Correlation Tracking

\(\DeclareMathOperator{\ssd}{ssd}\) \(\DeclareMathOperator{\nssd}{nssd}\) \(\DeclareMathOperator{\ncc}{ncc}\) \(\newcommand{\one}{\mathbb{I}}\) \(\DeclareMathOperator{\nom}{nom}\) \(\DeclareMathOperator{\den}{den}\)

Assume that we are watching a video and at time \(t_0\) we are given a rectangular patch positioned at \(\v x_0\). This rectangular patch is called the template or mask. Let the set \(\set M\) be the set of all vectors \(\v y\) such that \(\v x_0 + \v y\) is a point in the template centered at point \(\v x_0\). The image values in the template (mask) are denoted as \(m(\v y)\) for all \(\v y\in M\). We assume that there are \(M\) elements in \(\set M\).

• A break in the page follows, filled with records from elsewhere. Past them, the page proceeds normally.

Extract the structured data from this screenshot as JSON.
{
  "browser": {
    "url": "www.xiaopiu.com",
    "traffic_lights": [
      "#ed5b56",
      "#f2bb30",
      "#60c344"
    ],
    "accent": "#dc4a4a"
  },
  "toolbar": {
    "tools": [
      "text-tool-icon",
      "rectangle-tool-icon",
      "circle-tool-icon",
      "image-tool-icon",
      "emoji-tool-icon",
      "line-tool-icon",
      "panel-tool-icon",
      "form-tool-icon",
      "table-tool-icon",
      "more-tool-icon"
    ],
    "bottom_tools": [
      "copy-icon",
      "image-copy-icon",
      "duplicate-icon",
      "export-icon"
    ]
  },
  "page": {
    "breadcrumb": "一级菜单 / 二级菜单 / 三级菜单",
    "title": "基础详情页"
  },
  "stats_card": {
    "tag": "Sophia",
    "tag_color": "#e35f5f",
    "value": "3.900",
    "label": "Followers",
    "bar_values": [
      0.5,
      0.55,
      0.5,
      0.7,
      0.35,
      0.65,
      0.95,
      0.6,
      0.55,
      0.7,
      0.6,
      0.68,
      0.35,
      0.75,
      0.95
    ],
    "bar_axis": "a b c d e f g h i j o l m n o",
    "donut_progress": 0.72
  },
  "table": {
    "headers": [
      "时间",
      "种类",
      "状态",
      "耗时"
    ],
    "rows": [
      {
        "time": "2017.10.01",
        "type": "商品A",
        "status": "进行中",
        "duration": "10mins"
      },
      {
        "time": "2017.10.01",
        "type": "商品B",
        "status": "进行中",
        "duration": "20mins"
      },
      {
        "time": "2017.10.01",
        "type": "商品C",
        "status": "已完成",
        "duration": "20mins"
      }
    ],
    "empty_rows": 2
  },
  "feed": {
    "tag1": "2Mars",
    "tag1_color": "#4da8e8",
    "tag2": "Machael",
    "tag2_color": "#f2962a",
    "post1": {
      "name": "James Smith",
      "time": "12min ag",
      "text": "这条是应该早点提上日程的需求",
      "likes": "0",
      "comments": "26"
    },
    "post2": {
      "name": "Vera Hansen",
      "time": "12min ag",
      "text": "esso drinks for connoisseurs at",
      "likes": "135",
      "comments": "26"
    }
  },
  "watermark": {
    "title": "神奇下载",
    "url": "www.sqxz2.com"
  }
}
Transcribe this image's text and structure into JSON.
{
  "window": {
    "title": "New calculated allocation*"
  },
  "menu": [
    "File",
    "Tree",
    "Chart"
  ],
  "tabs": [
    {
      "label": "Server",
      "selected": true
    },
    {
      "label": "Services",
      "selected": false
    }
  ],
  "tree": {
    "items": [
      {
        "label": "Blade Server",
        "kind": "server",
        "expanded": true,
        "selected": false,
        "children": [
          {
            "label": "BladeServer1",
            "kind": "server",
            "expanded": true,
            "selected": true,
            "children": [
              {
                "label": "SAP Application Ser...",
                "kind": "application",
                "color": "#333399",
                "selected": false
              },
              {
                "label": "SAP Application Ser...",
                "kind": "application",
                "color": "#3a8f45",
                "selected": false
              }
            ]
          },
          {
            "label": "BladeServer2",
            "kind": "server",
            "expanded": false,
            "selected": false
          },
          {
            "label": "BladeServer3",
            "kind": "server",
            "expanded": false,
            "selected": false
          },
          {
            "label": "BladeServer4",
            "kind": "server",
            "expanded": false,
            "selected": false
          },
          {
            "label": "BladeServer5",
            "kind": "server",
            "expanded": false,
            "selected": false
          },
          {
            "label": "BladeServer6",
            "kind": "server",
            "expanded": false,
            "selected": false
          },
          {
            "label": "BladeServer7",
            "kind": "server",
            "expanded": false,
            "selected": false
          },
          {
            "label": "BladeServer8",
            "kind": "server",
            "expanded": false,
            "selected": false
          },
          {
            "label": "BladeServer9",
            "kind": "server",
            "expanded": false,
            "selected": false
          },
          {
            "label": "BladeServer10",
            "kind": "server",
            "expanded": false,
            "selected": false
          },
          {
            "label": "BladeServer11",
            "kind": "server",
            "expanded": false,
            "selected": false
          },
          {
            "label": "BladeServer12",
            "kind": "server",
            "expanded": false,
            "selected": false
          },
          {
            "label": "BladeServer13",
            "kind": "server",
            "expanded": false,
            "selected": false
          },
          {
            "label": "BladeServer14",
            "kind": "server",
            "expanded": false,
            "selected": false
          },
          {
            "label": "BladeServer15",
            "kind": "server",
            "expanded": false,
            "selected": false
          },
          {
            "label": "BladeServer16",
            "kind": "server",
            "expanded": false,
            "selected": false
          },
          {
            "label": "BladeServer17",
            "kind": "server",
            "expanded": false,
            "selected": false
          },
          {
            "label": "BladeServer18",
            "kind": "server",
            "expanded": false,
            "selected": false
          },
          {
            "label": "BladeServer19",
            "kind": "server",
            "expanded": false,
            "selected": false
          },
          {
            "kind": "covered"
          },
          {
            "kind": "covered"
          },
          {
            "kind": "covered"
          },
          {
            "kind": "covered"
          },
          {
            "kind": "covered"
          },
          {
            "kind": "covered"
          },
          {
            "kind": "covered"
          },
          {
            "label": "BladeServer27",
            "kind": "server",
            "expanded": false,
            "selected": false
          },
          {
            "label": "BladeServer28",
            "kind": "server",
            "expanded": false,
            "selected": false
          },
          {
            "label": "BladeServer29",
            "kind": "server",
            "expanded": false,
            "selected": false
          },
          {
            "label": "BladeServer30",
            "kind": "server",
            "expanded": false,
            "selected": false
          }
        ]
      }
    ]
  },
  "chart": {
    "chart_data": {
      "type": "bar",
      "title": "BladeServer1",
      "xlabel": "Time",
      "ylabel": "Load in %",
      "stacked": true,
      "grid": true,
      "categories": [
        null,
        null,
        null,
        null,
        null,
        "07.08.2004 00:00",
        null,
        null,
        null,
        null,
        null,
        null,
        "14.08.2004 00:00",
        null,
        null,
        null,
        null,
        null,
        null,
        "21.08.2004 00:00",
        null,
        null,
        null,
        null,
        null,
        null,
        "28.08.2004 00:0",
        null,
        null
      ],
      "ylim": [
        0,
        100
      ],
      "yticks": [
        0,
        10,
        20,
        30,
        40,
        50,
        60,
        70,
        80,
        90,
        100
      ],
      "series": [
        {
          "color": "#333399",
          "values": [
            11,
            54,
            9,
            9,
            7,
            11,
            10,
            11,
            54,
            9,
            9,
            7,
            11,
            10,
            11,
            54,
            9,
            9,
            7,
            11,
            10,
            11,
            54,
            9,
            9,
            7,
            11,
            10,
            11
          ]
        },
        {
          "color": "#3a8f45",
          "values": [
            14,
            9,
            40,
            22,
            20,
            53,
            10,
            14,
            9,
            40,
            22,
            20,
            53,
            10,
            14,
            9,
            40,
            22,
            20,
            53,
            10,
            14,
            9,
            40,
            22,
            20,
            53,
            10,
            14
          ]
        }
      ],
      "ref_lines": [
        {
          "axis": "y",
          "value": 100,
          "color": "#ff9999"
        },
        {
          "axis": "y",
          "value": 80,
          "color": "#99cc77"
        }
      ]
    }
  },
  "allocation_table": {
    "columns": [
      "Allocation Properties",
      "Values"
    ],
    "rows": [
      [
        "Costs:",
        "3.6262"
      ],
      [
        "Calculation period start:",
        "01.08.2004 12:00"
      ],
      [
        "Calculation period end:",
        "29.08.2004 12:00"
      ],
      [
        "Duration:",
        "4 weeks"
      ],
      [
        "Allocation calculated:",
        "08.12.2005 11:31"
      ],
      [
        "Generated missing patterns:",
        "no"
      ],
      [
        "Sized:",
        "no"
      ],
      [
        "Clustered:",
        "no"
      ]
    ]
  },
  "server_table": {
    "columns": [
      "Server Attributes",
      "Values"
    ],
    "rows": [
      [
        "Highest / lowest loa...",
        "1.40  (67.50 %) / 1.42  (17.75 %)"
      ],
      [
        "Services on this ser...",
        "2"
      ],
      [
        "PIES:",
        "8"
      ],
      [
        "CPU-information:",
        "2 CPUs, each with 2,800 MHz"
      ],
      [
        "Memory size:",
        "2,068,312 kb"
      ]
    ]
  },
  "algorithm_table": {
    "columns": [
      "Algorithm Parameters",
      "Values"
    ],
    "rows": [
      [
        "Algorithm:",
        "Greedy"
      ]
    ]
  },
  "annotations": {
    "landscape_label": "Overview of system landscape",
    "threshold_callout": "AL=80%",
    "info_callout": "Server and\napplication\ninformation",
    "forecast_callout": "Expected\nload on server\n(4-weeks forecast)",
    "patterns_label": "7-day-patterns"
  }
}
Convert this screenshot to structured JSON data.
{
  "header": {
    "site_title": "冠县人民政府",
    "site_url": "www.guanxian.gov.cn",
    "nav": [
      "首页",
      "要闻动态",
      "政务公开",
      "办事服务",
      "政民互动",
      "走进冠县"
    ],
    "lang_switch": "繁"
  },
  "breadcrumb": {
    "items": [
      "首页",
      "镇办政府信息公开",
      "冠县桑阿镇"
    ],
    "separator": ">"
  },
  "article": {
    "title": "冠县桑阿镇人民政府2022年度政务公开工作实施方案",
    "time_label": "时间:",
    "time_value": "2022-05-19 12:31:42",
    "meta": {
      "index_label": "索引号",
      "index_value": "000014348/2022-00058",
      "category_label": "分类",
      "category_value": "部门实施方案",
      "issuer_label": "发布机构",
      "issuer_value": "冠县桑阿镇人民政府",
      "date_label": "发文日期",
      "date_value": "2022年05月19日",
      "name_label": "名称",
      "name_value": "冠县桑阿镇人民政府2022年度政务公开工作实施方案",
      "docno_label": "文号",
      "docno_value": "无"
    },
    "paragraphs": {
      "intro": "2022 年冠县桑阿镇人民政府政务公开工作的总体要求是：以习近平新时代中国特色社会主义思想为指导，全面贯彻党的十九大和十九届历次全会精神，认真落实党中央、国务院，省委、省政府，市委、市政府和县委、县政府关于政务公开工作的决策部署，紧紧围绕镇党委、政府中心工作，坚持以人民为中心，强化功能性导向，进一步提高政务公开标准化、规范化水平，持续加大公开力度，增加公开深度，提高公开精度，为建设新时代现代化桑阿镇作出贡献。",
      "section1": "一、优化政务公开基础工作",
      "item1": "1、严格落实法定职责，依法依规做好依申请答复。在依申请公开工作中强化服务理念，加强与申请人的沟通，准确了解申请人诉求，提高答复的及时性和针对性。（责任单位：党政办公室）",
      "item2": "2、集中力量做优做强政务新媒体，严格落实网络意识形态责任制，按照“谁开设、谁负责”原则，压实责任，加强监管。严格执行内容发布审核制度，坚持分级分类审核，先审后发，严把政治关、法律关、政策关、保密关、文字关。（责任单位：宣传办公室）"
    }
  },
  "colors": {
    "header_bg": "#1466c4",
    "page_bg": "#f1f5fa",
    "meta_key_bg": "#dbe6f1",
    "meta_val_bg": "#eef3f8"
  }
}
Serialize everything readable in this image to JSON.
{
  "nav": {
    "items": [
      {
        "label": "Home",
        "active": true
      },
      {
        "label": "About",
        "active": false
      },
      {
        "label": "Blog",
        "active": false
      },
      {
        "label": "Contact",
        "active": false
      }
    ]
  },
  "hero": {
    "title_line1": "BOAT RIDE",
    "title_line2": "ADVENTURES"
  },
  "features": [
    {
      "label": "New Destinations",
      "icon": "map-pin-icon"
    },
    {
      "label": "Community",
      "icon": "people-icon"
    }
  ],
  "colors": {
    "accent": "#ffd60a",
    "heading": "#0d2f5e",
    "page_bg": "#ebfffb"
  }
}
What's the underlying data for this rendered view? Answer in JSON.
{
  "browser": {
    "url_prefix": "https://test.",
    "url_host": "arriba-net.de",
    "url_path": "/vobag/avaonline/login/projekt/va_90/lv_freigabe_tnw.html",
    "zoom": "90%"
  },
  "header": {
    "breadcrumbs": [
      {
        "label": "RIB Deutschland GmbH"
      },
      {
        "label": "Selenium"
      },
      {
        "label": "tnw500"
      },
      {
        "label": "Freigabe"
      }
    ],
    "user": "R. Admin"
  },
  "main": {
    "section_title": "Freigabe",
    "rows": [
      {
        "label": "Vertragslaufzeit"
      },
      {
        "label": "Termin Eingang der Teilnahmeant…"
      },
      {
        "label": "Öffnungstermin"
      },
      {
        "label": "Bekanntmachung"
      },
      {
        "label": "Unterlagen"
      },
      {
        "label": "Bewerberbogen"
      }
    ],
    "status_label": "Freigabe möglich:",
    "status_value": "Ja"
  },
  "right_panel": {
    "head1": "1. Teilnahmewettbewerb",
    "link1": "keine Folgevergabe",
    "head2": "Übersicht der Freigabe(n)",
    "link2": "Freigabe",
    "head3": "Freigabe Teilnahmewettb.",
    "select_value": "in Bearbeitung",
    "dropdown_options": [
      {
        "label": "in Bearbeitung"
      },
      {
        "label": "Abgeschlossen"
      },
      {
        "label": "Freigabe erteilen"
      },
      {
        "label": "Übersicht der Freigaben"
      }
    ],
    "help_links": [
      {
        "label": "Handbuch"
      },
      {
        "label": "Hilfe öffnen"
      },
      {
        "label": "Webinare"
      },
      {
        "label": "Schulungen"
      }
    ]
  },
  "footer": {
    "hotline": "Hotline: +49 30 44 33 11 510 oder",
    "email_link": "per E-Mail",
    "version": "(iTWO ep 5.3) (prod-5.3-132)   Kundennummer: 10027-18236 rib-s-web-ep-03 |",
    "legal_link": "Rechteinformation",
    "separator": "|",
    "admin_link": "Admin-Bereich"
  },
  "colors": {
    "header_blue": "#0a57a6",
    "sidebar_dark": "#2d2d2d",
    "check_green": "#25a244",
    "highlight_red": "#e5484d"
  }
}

We can compare the mask \(m\) at every position \(\v x\) in the image at time \(t>t_0\) to see where it fits best. An obvious measure to choose is the average sum of squared distances:

\[\ssd(\v x) = \frac{1}{M} \sum_{\v y \in \set M} \left( f(\v x + \v y) - m(\v y) \right)^2\]

The template fits best at position \(\v x^\star\) where \(\ssd\) is minimal:

\[\v x^\star = \arg\min_{\v x} \ssd(\v x)\]

To make the notation somewhat simpler we will only consider the comparison of the mask with the image at position \(\v x=\v 0\) and we write:

\[\ssd = \ssd(\v 0) = \frac{1}{M} \sum_{\v y \in \set M} \left( f(\v y) - m(\v y) \right)^2\]

The problem with this simple difference measure is that changes in illumination may change the measure enormously. Therefore a normalized measure is used. Instead of comparing \(f\) with \(m\) we will compare \(\hat f\) and \(\hat m\):

\[\hat f(\v y) = \frac{f(\v y) - \bar{f}}{s_f}, \quad \hat m(\v y) = \frac{m(\v y) - \bar{m}}{m_f}\]

where

\[\bar{f} = \frac{1}{M} \sum_{\v y \in \set M} f(\v y), \quad \bar{m} = \frac{1}{M} \sum_{\v y \in \set M} m(\v y)\]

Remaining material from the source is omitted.